Success stories

Discover what our partners have achieved

Take a deeper look at some of the companies with successful exits.

Leading edge big data processing solutions

SequenceIQ helped enterprises in deploying Hadoop (big data software framework) environment easier and faster. The company developed APIs on top of Hadoop that abstract the need to understand the complexity of big data, and other building blocks of the Hadoop ecosystem. SequenceIQ’s APIs allowed non-Hadoop developers to implement Hadoop and to aggregate their data, run automated analytics, configure a data driven pipeline and business process and set up rules to react to external events, data patterns or manually triggered data in and out-flows. It also had a large number of prebuilt machine learning algorithms.
COUNTRY
Hungary
INVESTED
€ 0.25 million
FIRST INVESTED
2014
EXITED
2015

Investment rationale

The first-class software engineering team and the key founder were already active in the open source community in some highly specialized aspects of the Hadoop world. The evangelising blog posts of the founders generated remarkable buzz and led to various invitations to events. Euroventures invested at the very inception of the company as we saw the exceptional expertise of the team in an exciting space (Hadoop, big data). Even without a product on the market the company demonstrated a high level of customer interest.

Growth

The technological advances and the growth of the team size continued however serious strategic interest in acquiring the company started to show already after half year after the initial investment. The particular feature which caught the attention of the strategic acquirers was tools to auto-scale Hadoop clusters, difficult to achieve and hugely beneficial in terms of time saving.

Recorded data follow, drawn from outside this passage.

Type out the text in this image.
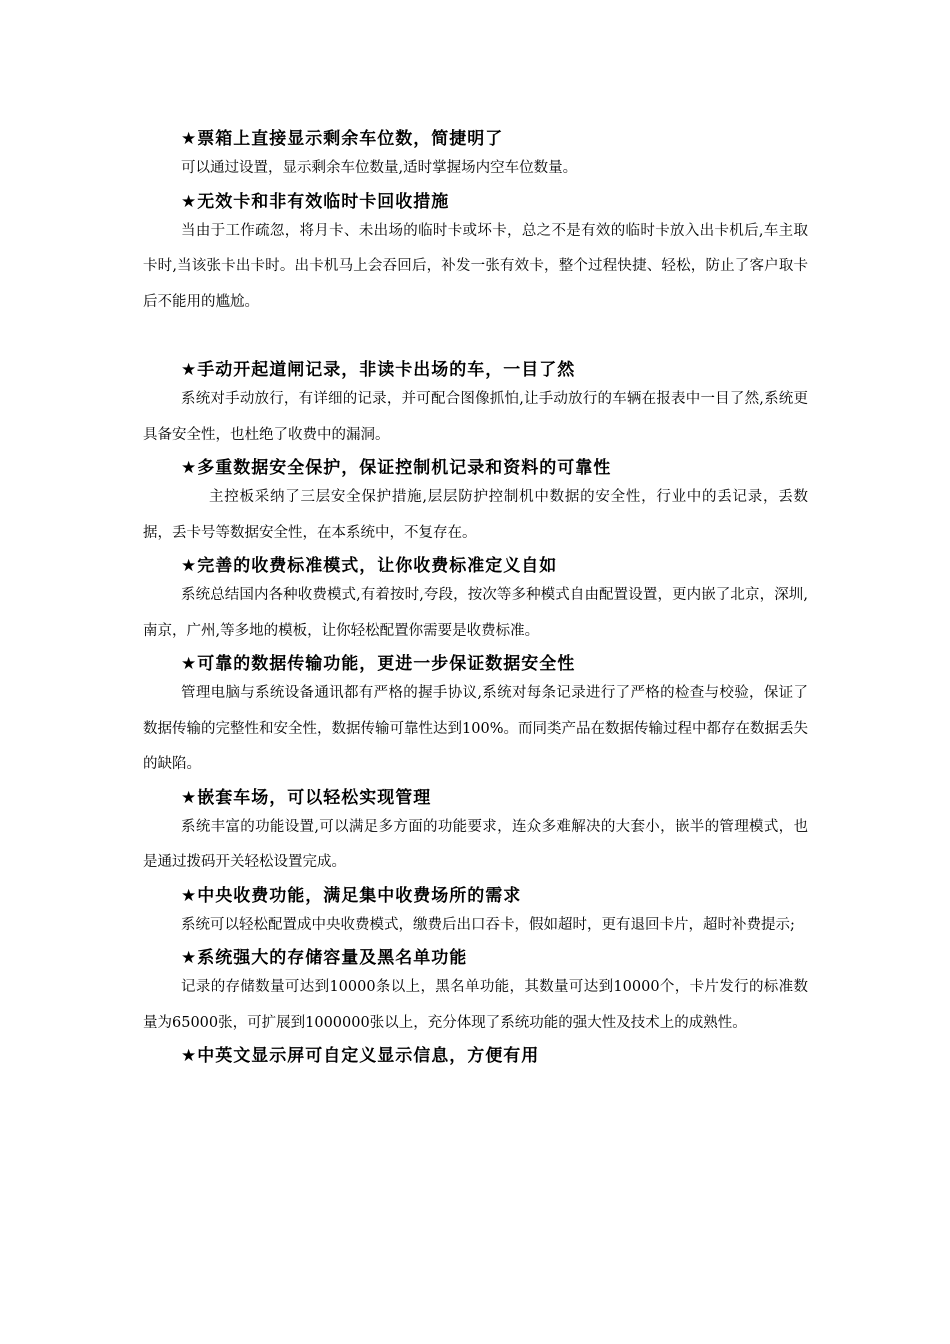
★票箱上直接显示剩余车位数，简捷明了

可以通过设置，显示剩余车位数量,适时掌握场内空车位数量。

★无效卡和非有效临时卡回收措施

当由于工作疏忽，将月卡、未出场的临时卡或坏卡，总之不是有效的临时卡放入出卡机后,车主取卡时,当该张卡出卡时。出卡机马上会吞回后，补发一张有效卡，整个过程快捷、轻松，防止了客户取卡后不能用的尴尬。

★手动开起道闸记录，非读卡出场的车，一目了然

系统对手动放行，有详细的记录，并可配合图像抓怕,让手动放行的车辆在报表中一目了然,系统更具备安全性，也杜绝了收费中的漏洞。

★多重数据安全保护，保证控制机记录和资料的可靠性

主控板采纳了三层安全保护措施,层层防护控制机中数据的安全性，行业中的丢记录，丢数据，丢卡号等数据安全性，在本系统中，不复存在。

★完善的收费标准模式，让你收费标准定义自如

系统总结国内各种收费模式,有着按时,夸段，按次等多种模式自由配置设置，更内嵌了北京，深圳,南京，广州,等多地的模板，让你轻松配置你需要是收费标准。

★可靠的数据传输功能，更进一步保证数据安全性

管理电脑与系统设备通讯都有严格的握手协议,系统对每条记录进行了严格的检查与校验，保证了数据传输的完整性和安全性，数据传输可靠性达到100%。而同类产品在数据传输过程中都存在数据丢失的缺陷。

★嵌套车场，可以轻松实现管理

系统丰富的功能设置,可以满足多方面的功能要求，连众多难解决的大套小，嵌半的管理模式，也是通过拨码开关轻松设置完成。

★中央收费功能，满足集中收费场所的需求

系统可以轻松配置成中央收费模式，缴费后出口吞卡，假如超时，更有退回卡片，超时补费提示;

★系统强大的存储容量及黑名单功能

记录的存储数量可达到10000条以上，黑名单功能，其数量可达到10000个，卡片发行的标准数量为65000张，可扩展到1000000张以上，充分体现了系统功能的强大性及技术上的成熟性。

★中英文显示屏可自定义显示信息，方便有用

Given the short holding period most of our input was in the form of detailed support in exit negotiations, including generating credible competing offers.

Exit

Strategic acquirer Hortonworks, at the time one of the two largest Apache Hadoop developers, and later merged with the other large firm Cloudera, was attracted to SequenceIQ both for its talent pool, probably unmatched in Europe at the time in this specific area, and by the strong relationships it was already forging with potential customers. Another potential acquirer also expressed an interest, but the team felt the product would be better supported to completion and roll-out by Hortonworks. 100% of the company’s shares were sold in the transaction.

SequenceIQ became the R&D hub of Cloudera (former Hortonworks) within Europe in Budapest.